L’effet kiss cool de l’après-pandémie déferle. Tous le disent : lors de la réouvertur­e des festivals, les artistes se sont précipités sur scène. « Nous avons eu de belles surprises, comme Les Ogres de Barback qui ont décidé de baisser leur cachet chez nous en signe de solidarité », lance, reconnaiss­ant, Stéphane Poirrier, du Festival de Néoules. Mais la logique économique change les règles. Et oblige les équipes des rendez-vous culturels à revoir leur copie.

« L’industrie du rock-métal s’est grippée », affirme Sébastien Hamard, qui n’en propose plus cette année pour les Nuits Carrées d’antibes : « Il y a quelques années, la bulle financière ne s’était pas encore créée. Désormais, le marché est conditionn­é. » La concurrenc­e des grands rendez-vous a fait grimper les prix. Alors, c’est bien simple : « On ne peut plus suivre. »

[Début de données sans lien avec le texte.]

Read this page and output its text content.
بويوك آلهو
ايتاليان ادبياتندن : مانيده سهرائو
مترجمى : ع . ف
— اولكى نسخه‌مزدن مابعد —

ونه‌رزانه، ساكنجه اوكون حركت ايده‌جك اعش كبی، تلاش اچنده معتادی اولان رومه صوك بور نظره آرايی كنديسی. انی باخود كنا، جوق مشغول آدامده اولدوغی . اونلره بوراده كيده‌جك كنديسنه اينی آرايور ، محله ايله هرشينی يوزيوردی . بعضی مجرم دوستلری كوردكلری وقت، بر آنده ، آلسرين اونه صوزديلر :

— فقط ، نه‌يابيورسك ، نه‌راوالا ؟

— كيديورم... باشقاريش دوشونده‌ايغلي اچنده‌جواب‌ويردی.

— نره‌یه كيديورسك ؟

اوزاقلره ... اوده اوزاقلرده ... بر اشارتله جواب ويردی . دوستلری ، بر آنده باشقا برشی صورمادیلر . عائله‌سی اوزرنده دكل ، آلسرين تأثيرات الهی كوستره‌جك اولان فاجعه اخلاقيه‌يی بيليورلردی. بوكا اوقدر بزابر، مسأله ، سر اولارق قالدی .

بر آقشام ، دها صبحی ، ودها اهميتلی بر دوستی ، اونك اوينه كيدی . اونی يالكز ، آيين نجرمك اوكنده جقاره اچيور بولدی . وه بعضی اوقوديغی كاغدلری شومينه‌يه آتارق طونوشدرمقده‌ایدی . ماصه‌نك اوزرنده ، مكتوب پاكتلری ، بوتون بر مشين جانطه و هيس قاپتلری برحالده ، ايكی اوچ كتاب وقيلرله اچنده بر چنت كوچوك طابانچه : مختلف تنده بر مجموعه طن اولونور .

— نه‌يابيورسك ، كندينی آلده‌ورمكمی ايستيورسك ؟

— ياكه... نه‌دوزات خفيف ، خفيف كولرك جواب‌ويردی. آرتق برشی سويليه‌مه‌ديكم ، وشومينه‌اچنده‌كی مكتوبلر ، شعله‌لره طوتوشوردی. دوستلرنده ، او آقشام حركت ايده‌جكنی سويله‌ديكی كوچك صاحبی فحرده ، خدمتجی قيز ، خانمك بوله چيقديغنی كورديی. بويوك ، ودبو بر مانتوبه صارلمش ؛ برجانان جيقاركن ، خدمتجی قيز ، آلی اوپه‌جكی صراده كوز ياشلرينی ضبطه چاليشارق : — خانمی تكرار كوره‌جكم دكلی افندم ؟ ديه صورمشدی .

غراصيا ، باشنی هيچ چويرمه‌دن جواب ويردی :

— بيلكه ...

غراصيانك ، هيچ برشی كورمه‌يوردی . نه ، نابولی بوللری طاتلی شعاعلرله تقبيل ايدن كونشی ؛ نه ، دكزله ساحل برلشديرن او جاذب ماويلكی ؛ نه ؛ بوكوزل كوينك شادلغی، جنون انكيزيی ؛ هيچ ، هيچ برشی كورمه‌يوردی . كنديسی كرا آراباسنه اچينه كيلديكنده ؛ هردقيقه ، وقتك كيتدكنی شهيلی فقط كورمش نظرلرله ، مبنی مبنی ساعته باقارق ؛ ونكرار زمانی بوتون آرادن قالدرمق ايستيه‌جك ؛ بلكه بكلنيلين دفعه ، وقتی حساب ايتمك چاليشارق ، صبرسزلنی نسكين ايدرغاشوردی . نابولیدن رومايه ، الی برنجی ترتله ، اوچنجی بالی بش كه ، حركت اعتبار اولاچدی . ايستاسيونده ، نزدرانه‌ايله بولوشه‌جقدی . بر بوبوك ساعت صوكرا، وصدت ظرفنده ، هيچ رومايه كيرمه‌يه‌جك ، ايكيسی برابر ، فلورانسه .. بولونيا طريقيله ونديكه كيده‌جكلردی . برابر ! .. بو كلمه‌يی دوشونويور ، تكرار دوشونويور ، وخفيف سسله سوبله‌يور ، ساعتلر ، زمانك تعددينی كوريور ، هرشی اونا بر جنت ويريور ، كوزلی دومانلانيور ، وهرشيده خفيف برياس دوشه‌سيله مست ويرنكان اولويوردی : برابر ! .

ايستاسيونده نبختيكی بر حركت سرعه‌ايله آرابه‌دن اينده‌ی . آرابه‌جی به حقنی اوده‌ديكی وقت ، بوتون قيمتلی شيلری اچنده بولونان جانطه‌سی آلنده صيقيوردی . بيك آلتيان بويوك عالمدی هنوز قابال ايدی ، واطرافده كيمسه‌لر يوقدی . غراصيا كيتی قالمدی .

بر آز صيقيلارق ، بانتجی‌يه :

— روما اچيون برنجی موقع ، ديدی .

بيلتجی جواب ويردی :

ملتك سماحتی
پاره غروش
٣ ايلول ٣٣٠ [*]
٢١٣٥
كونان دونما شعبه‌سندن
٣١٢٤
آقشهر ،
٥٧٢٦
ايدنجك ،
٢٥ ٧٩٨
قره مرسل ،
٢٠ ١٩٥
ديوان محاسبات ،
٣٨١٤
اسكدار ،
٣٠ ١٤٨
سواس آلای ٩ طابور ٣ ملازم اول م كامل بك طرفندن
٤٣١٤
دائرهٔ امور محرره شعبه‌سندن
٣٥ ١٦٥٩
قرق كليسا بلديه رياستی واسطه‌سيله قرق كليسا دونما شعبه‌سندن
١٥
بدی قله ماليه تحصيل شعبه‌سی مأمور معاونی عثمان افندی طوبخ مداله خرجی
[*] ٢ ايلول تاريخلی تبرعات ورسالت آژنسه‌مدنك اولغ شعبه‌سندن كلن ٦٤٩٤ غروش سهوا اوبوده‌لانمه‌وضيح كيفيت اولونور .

Des cachets qui ont doublé

Un passage à la vitesse supérieure qui vient confirmer ce que les acteurs redoutaien­t. « Ce n’est pas nouveau en soi. Il faut rappeler qu’avec le streaming et donc la chute des ventes physiques de disques, les artistes ont dû se reporter sur le live. Le côté positif, c’est que cela donne des shows de plus en plus élaborés. Mais cela coûte cher et ça s’est accéléré depuis la pandémie », résume le programmat­eur du Pointu festival, Vincent Lechat, à Six-fours. « Pour certaines stars américaine­s, les cachets ont augmenté de 50 %, voire 100 % », indique Philippe Baute, de Jazz à Juan, dont l’enveloppe dédiée reste « similaire aux années précédente­s » : un million d’euros « autofinanc­és par la billetteri­e ». Pas facile de boucler une programmat­ion dans ces conditions. « Les agents anglais et américains voulaient être sûrs de ne pas tourner à perte, il faut aussi prendre en considérat­ion l’effet du Brexit. C’est une économie à flux tendu », ajoute le programmat­eur du Pointu festival, qui a pu augmenter son budget artiste malgré tout. « Cette année, très peu de formations dites “middle ” qui peuvent être concernées par des jauges à 2 500, 5 000 personnes, tournent. C’était aussi un défi supplément­aire », relève Sébastien Hamard.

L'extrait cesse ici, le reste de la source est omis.